The judgement nearly equals the Town of Islip’s MacArthur Airport operating budget of $14.6 million.

“The verdict was powerful, fair, just and most importantly, it sent a message to all towns across Long Island that they must maintain their infrastructure for the safety of the public,” said attorney Michael Della last week. Della’s Ronkonkoma-based firm represented McNeill.

Islip Town Supervisor Angie Carpenter, through a spokeswoman, declined several requests for comment on the verdict, reached May 31. Carpenter would not answer written questions, including whether the town will set a schedule to inspect and maintain street sign posts within its borders.

In an email Wednesday, town spokeswoman Carolyn Smith said Islip “intends on pursuing all available post-trial remedies, including an appeal if necessary, as the verdict is inconsistent with the evidence presented at trial.”

On June 29, 2007, McNeill was walking in Islip on 5th Avenue at Fairtown Road when the steel post at the southeast corner fell and knocked her to the ground, Glenn Auletta, one of the woman’s lawyers, said in an interview this week. An ambulance drove the dazed and disoriented McNeill to Southside Hospital in Bay Shore, where she was treated and released, Auletta said.

Two days later, Auletta said, McNeill returned to the hospital as instructed because vomiting and dizziness persisted. In subsequent exams, doctors discovered McNeill had three brain aneurysms. During surgery, one of McNeill’s aneurysms ruptured, causing a stroke and leading to irreparable brain damage, Auletta said, adding that she underwent five additional surgeries.

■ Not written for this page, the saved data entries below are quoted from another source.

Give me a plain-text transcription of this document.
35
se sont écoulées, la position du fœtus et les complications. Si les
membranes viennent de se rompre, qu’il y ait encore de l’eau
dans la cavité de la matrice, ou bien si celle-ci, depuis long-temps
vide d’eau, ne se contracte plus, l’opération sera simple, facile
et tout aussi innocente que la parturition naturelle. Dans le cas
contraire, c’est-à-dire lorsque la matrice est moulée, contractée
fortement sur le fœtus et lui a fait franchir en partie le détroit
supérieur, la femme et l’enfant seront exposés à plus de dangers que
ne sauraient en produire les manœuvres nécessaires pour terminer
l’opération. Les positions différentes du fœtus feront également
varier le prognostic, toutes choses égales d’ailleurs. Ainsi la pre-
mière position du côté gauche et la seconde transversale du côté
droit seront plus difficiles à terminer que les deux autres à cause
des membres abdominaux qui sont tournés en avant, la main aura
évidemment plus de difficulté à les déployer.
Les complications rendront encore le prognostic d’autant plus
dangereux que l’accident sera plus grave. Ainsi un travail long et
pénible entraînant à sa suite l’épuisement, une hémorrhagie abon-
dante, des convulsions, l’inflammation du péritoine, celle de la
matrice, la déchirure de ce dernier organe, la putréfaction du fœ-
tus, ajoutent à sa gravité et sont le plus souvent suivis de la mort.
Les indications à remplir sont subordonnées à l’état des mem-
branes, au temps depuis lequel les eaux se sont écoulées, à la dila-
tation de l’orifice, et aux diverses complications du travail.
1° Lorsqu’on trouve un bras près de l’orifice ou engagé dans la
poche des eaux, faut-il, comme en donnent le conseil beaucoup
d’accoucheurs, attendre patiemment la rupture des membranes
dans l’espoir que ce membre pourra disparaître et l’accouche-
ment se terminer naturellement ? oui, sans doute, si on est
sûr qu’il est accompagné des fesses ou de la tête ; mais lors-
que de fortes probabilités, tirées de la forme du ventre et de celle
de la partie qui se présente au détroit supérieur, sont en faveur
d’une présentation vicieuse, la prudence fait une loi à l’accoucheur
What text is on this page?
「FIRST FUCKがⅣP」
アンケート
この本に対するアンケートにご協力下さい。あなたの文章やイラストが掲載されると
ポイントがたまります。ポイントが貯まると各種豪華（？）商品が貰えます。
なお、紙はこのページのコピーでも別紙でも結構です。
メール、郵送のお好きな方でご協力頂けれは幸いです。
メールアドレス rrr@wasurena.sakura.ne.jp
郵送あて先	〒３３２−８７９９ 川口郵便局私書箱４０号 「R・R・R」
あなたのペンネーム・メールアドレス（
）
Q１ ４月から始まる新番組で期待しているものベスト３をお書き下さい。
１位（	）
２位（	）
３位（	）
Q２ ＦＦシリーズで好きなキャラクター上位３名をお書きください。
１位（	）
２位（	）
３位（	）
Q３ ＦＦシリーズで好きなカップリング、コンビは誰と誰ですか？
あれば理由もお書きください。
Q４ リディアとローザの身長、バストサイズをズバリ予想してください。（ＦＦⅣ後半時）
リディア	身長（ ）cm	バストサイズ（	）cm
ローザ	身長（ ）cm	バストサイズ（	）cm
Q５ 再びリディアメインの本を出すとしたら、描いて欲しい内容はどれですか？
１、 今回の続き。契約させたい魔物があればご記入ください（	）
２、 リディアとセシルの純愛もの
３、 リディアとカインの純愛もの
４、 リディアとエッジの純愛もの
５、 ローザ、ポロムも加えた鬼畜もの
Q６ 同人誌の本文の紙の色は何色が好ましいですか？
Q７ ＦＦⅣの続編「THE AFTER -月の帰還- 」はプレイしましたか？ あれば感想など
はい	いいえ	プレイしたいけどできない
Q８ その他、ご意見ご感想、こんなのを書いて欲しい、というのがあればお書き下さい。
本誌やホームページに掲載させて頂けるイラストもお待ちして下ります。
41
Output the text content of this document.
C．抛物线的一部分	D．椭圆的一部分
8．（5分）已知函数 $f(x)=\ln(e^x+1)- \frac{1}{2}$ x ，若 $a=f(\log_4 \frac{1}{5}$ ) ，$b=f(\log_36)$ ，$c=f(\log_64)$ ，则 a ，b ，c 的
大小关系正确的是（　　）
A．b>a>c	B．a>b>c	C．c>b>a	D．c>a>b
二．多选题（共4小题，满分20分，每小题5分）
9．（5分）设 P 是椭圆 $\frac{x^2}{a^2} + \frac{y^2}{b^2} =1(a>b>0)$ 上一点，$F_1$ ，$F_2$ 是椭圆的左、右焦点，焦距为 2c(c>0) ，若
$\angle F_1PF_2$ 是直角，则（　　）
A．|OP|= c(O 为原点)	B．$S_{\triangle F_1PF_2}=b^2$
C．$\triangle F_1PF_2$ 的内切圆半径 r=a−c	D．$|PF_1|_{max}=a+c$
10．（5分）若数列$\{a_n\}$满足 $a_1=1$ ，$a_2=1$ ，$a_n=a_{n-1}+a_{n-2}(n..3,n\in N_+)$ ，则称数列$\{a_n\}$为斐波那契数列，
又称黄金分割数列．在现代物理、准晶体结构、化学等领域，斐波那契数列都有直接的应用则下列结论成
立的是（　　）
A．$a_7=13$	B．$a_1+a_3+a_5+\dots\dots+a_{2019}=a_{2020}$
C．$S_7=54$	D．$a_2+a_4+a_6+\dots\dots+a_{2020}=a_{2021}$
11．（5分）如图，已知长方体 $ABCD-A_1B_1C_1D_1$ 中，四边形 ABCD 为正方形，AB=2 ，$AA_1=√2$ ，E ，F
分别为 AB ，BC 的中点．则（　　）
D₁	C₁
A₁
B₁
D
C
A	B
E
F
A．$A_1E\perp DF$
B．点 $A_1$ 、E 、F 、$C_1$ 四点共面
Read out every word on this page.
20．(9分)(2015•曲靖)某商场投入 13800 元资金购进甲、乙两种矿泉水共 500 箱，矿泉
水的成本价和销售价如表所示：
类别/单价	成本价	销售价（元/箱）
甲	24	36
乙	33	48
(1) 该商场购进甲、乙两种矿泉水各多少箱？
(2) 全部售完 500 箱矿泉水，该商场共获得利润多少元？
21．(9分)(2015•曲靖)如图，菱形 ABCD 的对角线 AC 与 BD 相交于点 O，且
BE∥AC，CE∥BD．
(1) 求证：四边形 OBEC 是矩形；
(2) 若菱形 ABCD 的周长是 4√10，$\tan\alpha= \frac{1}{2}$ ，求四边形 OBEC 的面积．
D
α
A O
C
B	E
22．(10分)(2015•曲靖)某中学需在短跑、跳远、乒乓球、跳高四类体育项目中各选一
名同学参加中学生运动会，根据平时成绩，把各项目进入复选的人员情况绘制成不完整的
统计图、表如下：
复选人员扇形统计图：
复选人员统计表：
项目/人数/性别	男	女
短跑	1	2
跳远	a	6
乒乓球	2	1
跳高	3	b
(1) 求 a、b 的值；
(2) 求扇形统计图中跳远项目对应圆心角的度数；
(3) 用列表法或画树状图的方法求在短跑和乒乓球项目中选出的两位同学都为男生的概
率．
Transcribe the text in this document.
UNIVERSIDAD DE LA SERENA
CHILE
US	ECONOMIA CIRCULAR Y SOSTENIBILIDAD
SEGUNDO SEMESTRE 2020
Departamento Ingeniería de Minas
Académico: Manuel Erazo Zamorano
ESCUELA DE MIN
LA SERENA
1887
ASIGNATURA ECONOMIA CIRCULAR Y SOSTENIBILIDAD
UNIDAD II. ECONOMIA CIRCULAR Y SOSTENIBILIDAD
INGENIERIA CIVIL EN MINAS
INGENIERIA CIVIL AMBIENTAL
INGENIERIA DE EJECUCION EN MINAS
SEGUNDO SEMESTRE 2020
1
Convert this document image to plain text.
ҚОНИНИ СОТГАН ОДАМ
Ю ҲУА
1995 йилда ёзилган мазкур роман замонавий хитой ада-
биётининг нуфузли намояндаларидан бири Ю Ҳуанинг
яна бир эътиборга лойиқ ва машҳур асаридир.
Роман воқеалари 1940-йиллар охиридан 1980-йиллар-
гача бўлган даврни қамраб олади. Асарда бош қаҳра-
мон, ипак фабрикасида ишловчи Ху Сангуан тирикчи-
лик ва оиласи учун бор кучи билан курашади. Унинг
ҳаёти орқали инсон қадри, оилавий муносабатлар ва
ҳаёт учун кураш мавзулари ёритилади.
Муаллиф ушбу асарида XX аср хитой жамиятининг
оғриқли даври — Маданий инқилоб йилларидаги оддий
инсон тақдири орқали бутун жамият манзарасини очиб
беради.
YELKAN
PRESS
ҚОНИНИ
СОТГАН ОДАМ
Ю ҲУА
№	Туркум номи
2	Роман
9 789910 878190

During the trial, which took place in Riverhead before Acting State Supreme Court Justice Joseph Farneti, Peter Kletchka, Islip Town’s public works project supervisor, testified the town had no duty to inspect or maintain street sign posts within its borders, according to a court transcript. He said the town repaired or replaced the posts when someone — such as a resident or a police officer — called to alert the town.

“Therefore, you have no schedule for replacement for these 41-year-old poles as well,” Auletta said to Kletchka in court, according to the transcript. “Isn’t that also true?”

“That’s correct,” Kletchka replied.

Kletchka also testified that he did not know the life span of the steel posts but acknowledged, when questioned by Auletta, that the posts can deteriorate over 40 years due the elements.

Islip’s website shows that the traffic safety division oversees the maintenance and repair of “street name signs.” The policy has been in effect since the 1970s, Smith said.